Psicol. cienc. prof. v.10 n.2-3-4 Brasília  1990

 

Desvendando a outra face do saber - Reflexões sobre o livro "Na Vida dez, na Escola zero", de Teresinha Nunes Carraher, David William Carraher e Analúcia Dias Schliemann

 

 

Antônio Roazzi

Universidade Federal de Pernambuco

 

 

No panorama da psicologia do desenvolvimento cognitivo o livro" Na vida dez, na escola zero" epitomiza uma abordagem que nos últimos dez anos vem sendo desenvolvida pelos autores no mestrado em psicologia da Universidade Federal de Pernambuco. O livro é uma coletânea de estudos sobre a matemática na vida diária cujos resultados levantam questões para diferentes áreas da ciência e abrem um novo espaço para reflexão sobre importantes problemas no contexto político-educacional no qual o Brasil se encontra. Estas questões não são puramente acadêmicas, elas possuem importantes implicações em nível prático que são da maior relevância para a teoria psicológica e a prática educacional.

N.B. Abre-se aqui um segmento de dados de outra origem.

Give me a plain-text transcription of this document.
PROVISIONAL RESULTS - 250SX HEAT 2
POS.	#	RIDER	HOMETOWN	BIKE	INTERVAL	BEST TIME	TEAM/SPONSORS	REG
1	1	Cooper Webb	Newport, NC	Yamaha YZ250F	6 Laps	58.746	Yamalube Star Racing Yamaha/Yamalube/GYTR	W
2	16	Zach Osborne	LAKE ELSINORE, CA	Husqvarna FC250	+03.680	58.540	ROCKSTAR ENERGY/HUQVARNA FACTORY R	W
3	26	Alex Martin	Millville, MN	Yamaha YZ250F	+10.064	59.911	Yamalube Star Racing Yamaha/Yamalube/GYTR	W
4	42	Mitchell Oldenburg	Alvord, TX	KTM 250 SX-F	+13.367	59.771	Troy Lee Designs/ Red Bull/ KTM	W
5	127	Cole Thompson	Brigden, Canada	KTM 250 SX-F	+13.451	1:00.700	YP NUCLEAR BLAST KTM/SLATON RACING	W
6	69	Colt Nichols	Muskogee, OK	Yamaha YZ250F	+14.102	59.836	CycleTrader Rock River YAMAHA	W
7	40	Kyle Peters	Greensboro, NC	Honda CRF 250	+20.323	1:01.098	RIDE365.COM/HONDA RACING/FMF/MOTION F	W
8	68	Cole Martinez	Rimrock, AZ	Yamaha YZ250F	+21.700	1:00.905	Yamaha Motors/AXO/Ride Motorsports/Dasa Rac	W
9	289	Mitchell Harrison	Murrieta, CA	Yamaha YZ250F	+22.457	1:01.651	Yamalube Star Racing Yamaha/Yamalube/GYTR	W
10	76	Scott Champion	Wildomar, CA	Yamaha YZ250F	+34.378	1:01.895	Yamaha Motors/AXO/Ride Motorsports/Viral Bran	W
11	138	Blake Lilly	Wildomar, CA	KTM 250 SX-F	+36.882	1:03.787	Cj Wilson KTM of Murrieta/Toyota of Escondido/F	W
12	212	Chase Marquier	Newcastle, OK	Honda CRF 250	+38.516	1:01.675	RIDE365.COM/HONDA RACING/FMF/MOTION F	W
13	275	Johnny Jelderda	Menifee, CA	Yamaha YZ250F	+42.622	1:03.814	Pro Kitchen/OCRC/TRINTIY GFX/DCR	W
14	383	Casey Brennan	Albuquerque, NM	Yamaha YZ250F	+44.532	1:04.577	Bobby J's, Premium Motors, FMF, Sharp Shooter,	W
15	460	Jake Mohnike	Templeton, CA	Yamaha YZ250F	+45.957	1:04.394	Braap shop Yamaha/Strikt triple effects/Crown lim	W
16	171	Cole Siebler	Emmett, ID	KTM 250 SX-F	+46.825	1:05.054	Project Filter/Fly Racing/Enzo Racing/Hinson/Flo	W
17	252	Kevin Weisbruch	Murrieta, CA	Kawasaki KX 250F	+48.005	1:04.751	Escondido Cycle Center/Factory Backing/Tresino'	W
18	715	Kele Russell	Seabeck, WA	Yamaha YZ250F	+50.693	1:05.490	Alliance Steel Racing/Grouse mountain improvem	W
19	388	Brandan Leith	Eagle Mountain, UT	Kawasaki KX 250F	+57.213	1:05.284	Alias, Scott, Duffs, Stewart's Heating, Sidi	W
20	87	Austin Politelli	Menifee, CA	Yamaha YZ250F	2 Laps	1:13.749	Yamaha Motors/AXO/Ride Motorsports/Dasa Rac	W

Elas fornecem pistas para uma melhor atuação do psicólogo ou educador não-pesquisador. O ponto central do livro é o divórcio do conhecimento matemático formal (conhecimento elaborador pelas leis da lógica através da dedução) do conhecimento matemático construído pela experiência (conhecimento elaborado pelo indivíduo em sua atividade de adaptação ao meio). É a discrepância entre o que a criança sabe fazer na vida e o que ela demonstra fazer nas provas escolares. A questão que se coloca é: por que essa diferença entre matemática como habilidade de sobrevivência e a matemática da escola? Ao discutir esta dicotomia entre a matemática de rua em contraposição à matemática da escola, são abertos caminhos para reflexão sobre a educação matemática que envolvem questionamentos não só em nível teórico como também aplicativo.

Divisão do Livro

"Na vida dez, na escola zero" analisa a matemática na vida diária entre crianças e adultos trabalhadores que, na maioria das vezes, não aprenderam na escola o suficiente para resolver os problemas que resolvem na vida diária. Este interesse surgiu da constatação de que muitos trabalhadores das classes populares usam no dia-a-dia muito mais matemática do que aprenderam na escola.

O livro é dividido em oito capítulos. Seis destes capítulos (do segundo ao sétimo) apresentam estudos empíricos específicos de atividades relacionadas à matemática avaliada com respeito às aprendizagens dentro e fora da escola. Estes estudos empíricos são precedidos por uma introdução, (capítulo 1) que discute a relevância dessas pesquisas para a educação matemática. O capítulo 2 mostra como as mesmas crianças, que comentem erros absurdos na escola, sabem muito bem a matemática de que precisam para sobreviver; elas são capazes de desenvolver estratégias próprias para resolver problemas de aritmética. Questiona-se assim o procedimento usal de atribuir à criança a razão do seu fracasso na escola. O capítulo 3 apresenta uma análise das características da matemática oral, a qual usamos freqüentemente, mas cuja existência tendemos a ignorar na escola. É demonstrado como a matemática oral não é caótica. Muito pelo contrário, ela tem bases sólidas na compreensão do número e do sistema decimal; ou seja, ela é organizada em heurísticas flexíveis, que se ajustam aos problemas, mas que têm uma descrição geral e uma relação definida com as operações aritméticas.O capítulo 4 mostra como o ensino de fórmulas, por melhor que fosse, não resolveria alguns problemas da vida diária. Por exemplo: "um marceneiro que compra madeira não quer saber simplesmente que volume de madeira vai usar, mas quer saber analisar os móveis em peças a serem adquiridas, respeitando suas dimensões, sem misturá-las" (p.167). Resolver problemas práticos que envolvem conceitos matemáticos implica em uma procura de respostas relacionadas com a experiência cotidiana.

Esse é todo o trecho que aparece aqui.